Aparte de una prueba de obstáculos, la búsqueda de un piso de alquiler se ha convertido en un carrera de velocidad. Rafa Bellido, un joven de 25 años residente en Badalona y que trabaja en el mundo del márketing, insiste como hacía Luis Bartolomé en que hay que “volar” ante una vivienda apetecible. “No cuentes con una gran oferta por el piso de tus sueños; antes de que llames al número de contacto ya se te habrá escapado”, lamenta sin perder el sentido del humor.

PELEAS EN LAS PORTERÍAS

El tortosino Xavier Lluís, de 23 años y residente en Barcelona, también se ha visto en esa coyuntura. Ha llegado incluso a una conclusión rotunda: “No cumplo el perfil para poder alquilar un piso en la capital”. Y lo dijo después de llevar dos semanas “luchando con inmobiliarias” en las que ha visto hasta “escenas de peleas” protagonizadas en las porterías. Y como Bellido también ha participado en ese esprint por conseguir un piso. “Te dicen que les digas algo rápidamente, que si no lo hace otro lo hará antes que tú”.

La actuación de las administraciones no escapa de las críticas de nuestros lectores.
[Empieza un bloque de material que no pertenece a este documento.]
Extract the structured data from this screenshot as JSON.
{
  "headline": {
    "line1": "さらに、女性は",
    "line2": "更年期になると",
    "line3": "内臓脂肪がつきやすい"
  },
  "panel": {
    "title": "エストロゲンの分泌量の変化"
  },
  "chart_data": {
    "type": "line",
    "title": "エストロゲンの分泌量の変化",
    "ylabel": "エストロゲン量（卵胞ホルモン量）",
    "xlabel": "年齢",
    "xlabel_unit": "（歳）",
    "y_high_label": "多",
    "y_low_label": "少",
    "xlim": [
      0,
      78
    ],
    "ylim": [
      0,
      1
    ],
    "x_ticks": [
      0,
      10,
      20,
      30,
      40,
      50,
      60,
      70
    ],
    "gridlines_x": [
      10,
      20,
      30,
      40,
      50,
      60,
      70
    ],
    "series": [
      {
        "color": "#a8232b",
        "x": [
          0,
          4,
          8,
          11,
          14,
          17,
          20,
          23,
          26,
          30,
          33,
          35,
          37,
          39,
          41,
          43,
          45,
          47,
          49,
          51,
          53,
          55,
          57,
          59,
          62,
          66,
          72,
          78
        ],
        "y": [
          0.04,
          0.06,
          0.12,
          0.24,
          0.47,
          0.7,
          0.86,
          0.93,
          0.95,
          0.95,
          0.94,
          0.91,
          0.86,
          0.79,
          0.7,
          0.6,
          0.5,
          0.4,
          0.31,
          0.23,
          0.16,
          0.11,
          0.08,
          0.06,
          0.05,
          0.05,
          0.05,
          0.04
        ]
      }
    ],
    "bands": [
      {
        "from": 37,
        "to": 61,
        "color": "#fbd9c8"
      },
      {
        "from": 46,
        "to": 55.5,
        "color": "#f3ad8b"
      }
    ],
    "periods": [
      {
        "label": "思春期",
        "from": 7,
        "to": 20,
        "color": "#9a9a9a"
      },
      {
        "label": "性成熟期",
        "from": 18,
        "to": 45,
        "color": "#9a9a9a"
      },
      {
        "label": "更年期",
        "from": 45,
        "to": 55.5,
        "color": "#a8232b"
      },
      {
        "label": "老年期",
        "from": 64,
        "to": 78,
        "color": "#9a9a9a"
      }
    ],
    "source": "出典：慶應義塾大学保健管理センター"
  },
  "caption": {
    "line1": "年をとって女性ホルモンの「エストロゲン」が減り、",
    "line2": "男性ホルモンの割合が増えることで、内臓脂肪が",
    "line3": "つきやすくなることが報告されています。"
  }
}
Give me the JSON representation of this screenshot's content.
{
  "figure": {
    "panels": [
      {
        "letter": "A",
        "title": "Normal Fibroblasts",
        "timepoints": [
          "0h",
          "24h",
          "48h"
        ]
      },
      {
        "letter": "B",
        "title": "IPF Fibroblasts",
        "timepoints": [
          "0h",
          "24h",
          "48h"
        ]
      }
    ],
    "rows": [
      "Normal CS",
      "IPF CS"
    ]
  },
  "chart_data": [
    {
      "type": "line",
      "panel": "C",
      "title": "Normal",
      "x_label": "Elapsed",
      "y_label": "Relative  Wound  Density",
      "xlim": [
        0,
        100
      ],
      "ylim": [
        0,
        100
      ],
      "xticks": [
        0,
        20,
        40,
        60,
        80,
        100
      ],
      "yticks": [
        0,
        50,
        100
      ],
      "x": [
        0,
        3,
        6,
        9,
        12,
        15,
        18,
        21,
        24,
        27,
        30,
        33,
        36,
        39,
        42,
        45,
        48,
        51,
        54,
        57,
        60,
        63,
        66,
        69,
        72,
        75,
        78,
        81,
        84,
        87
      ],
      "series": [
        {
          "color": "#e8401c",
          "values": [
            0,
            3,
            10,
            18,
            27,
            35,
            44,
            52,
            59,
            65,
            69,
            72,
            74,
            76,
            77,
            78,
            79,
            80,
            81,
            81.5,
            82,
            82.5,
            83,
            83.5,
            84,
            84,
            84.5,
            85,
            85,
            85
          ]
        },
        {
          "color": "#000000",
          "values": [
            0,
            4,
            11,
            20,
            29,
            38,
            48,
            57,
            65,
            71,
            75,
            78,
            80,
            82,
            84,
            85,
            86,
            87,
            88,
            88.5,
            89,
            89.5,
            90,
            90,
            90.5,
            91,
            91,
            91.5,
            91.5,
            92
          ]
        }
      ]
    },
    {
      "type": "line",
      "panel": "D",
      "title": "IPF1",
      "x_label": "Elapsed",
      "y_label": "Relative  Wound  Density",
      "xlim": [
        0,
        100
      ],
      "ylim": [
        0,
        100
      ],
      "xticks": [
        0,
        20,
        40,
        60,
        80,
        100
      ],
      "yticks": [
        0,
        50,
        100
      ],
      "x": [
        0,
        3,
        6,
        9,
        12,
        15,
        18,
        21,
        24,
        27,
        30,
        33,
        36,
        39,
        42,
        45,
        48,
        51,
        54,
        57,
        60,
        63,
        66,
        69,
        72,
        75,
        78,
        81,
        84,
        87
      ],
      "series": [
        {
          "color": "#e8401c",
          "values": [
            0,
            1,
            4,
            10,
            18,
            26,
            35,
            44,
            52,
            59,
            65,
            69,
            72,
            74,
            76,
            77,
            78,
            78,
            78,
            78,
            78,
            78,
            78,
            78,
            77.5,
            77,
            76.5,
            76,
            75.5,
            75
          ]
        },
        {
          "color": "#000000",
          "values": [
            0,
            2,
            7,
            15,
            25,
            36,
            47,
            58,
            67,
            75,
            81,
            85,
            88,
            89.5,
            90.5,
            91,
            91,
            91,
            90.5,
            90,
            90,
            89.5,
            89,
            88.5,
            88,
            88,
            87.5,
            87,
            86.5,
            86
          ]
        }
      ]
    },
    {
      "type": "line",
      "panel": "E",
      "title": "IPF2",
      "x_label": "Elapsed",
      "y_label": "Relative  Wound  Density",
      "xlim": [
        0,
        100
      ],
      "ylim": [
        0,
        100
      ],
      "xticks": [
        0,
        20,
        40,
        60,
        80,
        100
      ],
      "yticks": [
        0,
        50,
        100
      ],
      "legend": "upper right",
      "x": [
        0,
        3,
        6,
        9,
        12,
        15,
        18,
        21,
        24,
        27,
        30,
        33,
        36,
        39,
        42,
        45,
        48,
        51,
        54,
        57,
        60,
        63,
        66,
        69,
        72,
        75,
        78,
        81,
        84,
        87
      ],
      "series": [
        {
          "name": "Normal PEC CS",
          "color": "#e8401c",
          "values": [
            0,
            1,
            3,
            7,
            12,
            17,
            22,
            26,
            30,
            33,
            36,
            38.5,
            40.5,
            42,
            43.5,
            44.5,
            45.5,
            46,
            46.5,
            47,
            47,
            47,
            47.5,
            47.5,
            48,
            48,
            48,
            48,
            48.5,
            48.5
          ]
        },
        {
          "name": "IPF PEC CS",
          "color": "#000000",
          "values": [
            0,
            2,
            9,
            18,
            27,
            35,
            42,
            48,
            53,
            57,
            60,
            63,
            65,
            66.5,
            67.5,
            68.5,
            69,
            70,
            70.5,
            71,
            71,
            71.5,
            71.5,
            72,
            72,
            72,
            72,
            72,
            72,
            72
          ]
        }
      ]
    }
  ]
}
El propio Xavier Lluís recuerda el anuncio del Ayuntamiento –'Si tens un pis, tu tens la clau'- para alimentar una bolsa de la vivienda, a la que él no puede acceder al no estar en lo que se considera el colectivo en riesgo de exclusión. “Cada mañana pienso que si hubiera dejado a medias el instituto y no hubiera dado ni golpe, podría tener quizá un piso por 450 euros de alquiler”Lluís Doporto, desempleado, estaba dispuesto a mudarse desde la ciudad de Barcelona a Calaf (Anoia) en busca de un alquiler social, según la opción que le dieron en la Oficina de l’Habitatge hace más de medio año. Aún está esperando que le llamen para poder ver el piso.